Last January 8, RuPaul’s Drag Race contestant Manila Luzon revealed a photo of a period-stained dress she would’ve worn on an episode of the reality show. Since she uploaded the image, she received mixed reviews from netizens worldwide. Some of them were averse to her concept and agreed with RuPaul that the dress was in “bad taste.” But there were others who applauded Luzon for bringing to light such a sensitive topic among women.
However, Luzon’s stint on the reality show ended when she was recently eliminated from the competition. In light of this, local artist Megan Diño decided to pay tribute to the Fil-Am drag queen by creating this realistic watercolor painting of her infamous sanitary napkin dress.
TAGOS: a little tribute to one of my favorite RPDG queens, Manila Luzon.Raise your hand is you’re still bummed she’s…
Diño tells InqPOP! that she created her painting to honor Manila Luzon’s efforts in normalizing menstruation.
“Although it was done in a comical way, because it’s drag, the period dress sparks conversation about a topic that’s often thought of as embarrassing and in some cultures, taboo. It empowers women by telling non-menstruating humans that periods are a perfectly normal human experience.”
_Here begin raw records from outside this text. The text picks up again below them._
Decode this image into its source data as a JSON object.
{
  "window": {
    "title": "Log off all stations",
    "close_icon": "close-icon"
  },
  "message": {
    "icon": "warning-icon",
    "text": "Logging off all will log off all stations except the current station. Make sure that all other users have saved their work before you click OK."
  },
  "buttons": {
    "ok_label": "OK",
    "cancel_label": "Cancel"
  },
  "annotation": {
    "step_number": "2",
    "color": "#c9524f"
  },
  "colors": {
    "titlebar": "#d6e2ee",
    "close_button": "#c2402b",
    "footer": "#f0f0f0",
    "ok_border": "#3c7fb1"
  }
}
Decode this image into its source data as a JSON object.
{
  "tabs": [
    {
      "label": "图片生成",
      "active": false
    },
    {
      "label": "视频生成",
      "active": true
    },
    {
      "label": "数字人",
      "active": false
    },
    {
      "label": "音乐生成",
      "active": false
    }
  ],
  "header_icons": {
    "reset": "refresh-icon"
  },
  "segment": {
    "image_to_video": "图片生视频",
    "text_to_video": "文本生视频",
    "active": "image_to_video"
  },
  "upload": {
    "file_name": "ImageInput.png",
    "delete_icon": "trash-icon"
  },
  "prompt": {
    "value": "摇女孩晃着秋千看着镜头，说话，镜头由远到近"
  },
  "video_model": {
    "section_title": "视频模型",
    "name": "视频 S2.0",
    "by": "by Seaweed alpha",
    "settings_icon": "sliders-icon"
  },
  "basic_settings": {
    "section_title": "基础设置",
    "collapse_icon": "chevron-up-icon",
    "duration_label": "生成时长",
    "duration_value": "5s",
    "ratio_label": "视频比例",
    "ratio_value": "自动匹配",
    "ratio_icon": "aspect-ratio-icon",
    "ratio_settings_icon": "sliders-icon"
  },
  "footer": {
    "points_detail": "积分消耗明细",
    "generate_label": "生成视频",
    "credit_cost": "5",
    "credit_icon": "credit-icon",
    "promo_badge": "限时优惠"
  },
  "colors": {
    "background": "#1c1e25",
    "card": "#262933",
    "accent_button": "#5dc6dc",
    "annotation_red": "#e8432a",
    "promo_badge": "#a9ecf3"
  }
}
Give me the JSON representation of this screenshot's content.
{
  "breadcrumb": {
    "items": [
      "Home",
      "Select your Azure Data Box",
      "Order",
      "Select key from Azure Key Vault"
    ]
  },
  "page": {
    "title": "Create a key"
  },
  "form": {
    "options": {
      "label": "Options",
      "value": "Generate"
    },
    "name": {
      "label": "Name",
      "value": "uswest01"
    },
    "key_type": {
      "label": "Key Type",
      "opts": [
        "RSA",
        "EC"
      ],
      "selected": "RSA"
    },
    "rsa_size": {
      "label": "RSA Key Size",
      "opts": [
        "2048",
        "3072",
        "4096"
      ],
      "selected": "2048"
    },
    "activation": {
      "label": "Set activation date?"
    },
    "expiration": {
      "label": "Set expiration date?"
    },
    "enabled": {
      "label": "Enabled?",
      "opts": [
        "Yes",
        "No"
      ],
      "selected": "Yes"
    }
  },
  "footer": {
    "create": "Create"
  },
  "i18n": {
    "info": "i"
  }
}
She also adds that females everywhere should not be ashamed of this particular bodily function.
“Menstruation is a biological function, guys! When you eliminate that shame, it encourages women to know more about the bodies, to accept them, to celebrate them. Accepting periods as a female function promotes body and sex positivity, as well as reproductive health.”
Through the Drag Queen contestant’s controversial choice of clothing, Diño believes that Manila Luzon was able to inspire young women everywhere to not be ashamed of their periods.
“She (Manila Luzon) is the perfect example of someone who uses drag (or art in general) as a platform to start conversations about subjects and topics that are otherwise deemed as offensive or shameful.
In the case of the period dress, she’s telling young girls, many of which are her followers that, ‘Hey, periods are perfectly normal. They’re perfectly okay.’”
Although not everyone will understand nor appreciate Manila Luzon’s efforts, we can all agree that sensitive topics like menstruation need to be discussed without fear or judgment.